I have written before about things that I observe in western companies; some things make me want to shout “Wake up! Don’t you see what’s happening?” Most often, I don’t. The reality is that there is new information available along with better tools and improved practices that were not available 10 years ago. What everyone does, and how they do it, needs to be re-examined in the context of today’s environment, not one’s comfort zone. What was efficient 10 years ago may not be efficient today.
If you are in a leadership role in procurement or supply chain and haven’t fundamentally rethought your approach, take this simple test:
1. How many of your initiatives have been justified by the term strategic? Can you quantify their benefits using data in terms of cost, preferred access to materials or technology, faster time to market or reduced cycle time? If not, define strategic for me.

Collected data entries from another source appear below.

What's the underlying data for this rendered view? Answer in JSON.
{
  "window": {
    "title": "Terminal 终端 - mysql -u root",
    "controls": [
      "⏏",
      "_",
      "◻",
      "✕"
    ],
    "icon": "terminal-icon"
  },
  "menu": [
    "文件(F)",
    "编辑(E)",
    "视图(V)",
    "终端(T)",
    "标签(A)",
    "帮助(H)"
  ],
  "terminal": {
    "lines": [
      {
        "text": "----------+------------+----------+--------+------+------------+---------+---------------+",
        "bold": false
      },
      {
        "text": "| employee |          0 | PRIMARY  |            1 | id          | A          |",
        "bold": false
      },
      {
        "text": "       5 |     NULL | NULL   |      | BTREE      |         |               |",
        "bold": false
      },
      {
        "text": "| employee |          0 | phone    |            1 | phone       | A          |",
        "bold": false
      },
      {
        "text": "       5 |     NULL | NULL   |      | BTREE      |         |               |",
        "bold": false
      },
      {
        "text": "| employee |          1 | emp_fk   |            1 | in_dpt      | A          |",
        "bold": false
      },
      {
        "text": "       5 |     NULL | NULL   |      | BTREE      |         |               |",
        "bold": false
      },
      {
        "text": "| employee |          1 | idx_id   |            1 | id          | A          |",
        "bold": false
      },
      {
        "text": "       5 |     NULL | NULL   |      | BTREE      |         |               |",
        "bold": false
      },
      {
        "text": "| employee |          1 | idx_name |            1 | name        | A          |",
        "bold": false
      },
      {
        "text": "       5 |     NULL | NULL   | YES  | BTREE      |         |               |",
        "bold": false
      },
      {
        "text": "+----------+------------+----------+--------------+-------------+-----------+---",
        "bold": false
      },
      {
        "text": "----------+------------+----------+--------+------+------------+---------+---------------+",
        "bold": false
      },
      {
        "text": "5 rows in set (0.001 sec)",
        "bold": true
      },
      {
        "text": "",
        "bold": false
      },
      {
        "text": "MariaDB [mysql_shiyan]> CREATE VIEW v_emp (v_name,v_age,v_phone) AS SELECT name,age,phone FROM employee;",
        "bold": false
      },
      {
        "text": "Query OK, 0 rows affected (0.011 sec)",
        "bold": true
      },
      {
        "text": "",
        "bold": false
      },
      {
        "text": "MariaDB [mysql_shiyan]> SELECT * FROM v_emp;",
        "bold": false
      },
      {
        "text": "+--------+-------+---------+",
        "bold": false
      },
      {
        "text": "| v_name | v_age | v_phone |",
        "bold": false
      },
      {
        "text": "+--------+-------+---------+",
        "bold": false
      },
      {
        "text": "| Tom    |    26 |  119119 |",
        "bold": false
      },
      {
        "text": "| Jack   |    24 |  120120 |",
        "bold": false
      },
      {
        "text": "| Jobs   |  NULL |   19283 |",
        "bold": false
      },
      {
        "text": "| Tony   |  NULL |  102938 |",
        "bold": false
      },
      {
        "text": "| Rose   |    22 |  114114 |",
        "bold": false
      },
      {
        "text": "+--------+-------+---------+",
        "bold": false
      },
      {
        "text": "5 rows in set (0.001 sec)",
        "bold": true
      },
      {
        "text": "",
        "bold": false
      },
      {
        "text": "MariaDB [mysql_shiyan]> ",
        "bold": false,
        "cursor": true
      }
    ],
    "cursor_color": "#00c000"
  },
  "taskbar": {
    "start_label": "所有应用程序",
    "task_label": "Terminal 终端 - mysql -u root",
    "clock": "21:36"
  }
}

2. How does your performance compare to your competitors or your industry?
3. How do you know your people have the necessary skills to do their jobs to 2015’s international best practice standards?
If you have to think about these, you have embedded inefficiencies. You should be doing something about them immediately. If you don’t have competitive data to prove (or disprove) your effectiveness, you are locked in a 20th century world.
Sometimes great plans fail while anemic ones succeed. Anyone surfing television channels can attest to this but, in business, with foreign competition getting stronger, companies need every competitive advantage. Embedded inefficiencies are silent killers that should not be allowed to exist.